The ZalgoString type can be used to encode a string and handle the result in various ways:

let s = "Zalgo";
let zstr = ZalgoString::new(s)?;
assert_eq!(zstr, "É̺͇͌͏");
assert_eq!(zstr.len(), 2 * s.len() + 1);
assert_eq!(zstr.decoded_len(), s.len());
assert_eq!(zstr.bytes().next(), Some(69));
assert_eq!(zstr.decoded_chars().next_back(), Some('o'));

Encode Rust source code and embed it in your program with the zalgo_embed! proc-macro:

// This grapheme cluster was made by encoding "add(x: i32, y: i32) -> i32 {x + y}"
zalgo_embed!("E͎͉͙͉̞͉͙͆̀́̈́̈́̈̀̓̒̌̀̀̓̒̉̀̍̀̓̒̀͛̀̋̀͘̚̚͘͝");

// The `add` function is now available
assert_eq!(add(10, 20), 30);

Features

std (enabled by default): links the standard library and uses it to implement the std::error::Error trait for the provided Error type. If this feature is not enabled the library is #[no_std], but still uses the alloc crate.

serde: implements the Serialize and Deserialize traits from serde for ZalgoString.

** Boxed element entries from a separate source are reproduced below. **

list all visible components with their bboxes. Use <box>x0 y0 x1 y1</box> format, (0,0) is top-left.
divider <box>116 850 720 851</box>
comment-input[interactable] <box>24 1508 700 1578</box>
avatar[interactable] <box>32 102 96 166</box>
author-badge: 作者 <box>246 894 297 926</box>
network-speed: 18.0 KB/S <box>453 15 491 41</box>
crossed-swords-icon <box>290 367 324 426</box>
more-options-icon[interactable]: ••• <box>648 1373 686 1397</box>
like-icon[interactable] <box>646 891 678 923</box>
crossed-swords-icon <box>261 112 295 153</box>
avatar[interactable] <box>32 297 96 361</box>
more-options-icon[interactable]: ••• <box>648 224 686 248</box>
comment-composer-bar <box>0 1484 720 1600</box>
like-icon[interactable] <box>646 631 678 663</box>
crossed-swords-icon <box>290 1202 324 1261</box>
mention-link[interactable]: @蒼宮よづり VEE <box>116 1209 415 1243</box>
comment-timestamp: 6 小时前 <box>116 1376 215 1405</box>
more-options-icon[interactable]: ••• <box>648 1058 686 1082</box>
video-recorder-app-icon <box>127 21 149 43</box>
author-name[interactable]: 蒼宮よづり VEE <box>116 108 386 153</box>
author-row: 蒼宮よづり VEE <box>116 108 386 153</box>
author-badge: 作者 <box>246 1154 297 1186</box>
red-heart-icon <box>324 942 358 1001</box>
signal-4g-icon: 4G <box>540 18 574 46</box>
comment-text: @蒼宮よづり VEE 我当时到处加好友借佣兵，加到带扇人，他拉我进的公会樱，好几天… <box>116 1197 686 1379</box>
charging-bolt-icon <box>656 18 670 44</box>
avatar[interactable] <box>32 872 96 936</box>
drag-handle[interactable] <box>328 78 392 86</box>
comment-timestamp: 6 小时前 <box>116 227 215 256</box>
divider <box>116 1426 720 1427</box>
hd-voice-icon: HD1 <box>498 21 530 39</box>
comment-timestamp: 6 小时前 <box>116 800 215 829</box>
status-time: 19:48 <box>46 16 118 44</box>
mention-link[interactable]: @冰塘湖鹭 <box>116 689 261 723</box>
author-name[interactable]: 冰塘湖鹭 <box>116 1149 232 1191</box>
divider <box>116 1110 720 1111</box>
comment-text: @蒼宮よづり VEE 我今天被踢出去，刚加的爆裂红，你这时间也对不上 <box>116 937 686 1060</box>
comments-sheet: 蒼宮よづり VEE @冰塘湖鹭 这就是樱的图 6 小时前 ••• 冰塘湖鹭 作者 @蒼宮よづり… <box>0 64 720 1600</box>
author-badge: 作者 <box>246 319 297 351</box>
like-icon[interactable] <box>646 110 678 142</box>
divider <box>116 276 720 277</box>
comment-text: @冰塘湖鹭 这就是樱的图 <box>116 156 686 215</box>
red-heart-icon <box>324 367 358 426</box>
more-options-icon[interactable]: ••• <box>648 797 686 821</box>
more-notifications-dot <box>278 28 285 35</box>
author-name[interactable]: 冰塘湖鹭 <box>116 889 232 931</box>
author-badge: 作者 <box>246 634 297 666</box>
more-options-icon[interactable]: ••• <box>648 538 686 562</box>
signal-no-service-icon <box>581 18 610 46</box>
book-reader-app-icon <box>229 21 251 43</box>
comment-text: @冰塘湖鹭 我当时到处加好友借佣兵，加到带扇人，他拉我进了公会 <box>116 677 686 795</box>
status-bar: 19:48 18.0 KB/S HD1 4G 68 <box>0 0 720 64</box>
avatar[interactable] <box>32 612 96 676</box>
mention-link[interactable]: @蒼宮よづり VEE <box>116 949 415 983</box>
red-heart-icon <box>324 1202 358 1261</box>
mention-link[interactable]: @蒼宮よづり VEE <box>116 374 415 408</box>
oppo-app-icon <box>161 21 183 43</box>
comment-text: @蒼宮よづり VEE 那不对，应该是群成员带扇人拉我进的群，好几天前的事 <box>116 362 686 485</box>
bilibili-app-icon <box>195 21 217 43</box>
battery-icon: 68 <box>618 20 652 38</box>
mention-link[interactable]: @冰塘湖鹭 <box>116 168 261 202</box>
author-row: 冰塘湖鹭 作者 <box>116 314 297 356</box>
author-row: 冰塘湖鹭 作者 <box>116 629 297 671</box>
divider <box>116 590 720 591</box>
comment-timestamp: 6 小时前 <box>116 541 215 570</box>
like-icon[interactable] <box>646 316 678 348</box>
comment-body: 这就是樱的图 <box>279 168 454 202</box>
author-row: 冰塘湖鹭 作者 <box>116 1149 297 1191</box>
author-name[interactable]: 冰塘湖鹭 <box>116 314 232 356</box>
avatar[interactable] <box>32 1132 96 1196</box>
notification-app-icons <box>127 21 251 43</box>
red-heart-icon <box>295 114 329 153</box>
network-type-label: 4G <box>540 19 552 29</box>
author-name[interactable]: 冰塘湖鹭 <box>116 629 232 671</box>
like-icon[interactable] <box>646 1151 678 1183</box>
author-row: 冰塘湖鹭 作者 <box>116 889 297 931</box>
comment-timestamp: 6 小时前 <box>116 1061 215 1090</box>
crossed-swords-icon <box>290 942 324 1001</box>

macro (enabled by default): exports the procedural macros zalgo_embed! and zalgofy!.

Explanation

Characters U+0300–U+036F are the combining characters for unicode Latin. The fun thing about combining characters is that you can add as many of these characters as you like to the original character and it does not create any new symbols, it only adds symbols on top of the character. It’s supposed to be used in order to create characters such as by taking a normal a and adding another character to give it the mark (U+301, in this case). Fun fact: Unicode doesn’t specify any limit on the number of these characters. Conveniently, this gives us 112 different characters we can map to, which nicely maps to the ASCII character range 0x20 -> 0x7F, aka all the non-control characters. The only issue is that we can’t have new lines in this system, so to fix that, we can simply map 0x7F (DEL) to 0x0A (LF). This can be represented as (CHARACTER - 11) % 133 - 21, and decoded with (CHARACTER + 22) % 133 + 10.

Experiment with the codec

There is an executable available for experimenting with the codec on text and files. It can also be used to generate grapheme clusters from source code for use with zalgo_embed!. It can be installed with cargo install zalgo-codec --features binary. You can optionally enable the gui feature during installation to include a rudimentary GUI mode for the program.

Modules

Macros

  • This macro decodes a string that has been encoded with zalgo_encode and passes the results on to the compiler.
  • At compile time this proc-macro encodes the given string literal as a single grapheme cluster.

Structs

  • A String that has been encoded with zalgo_encode. This struct can be decoded in-place and also allows iteration over its characters and bytes, both in decoded and encoded form.

Enums

Functions

  • Takes in a string that was encoded by zalgo_encode and decodes it back into an ASCII string.
  • Takes in a string slice that consists of only printable ACII and newline characters and encodes it into a single grapheme cluster using a reversible encoding scheme.
  • zalgo-encodes an ASCII string containing Python code and wraps it in a decoder that decodes and executes it. The resulting Python code should retain the functionality of the original.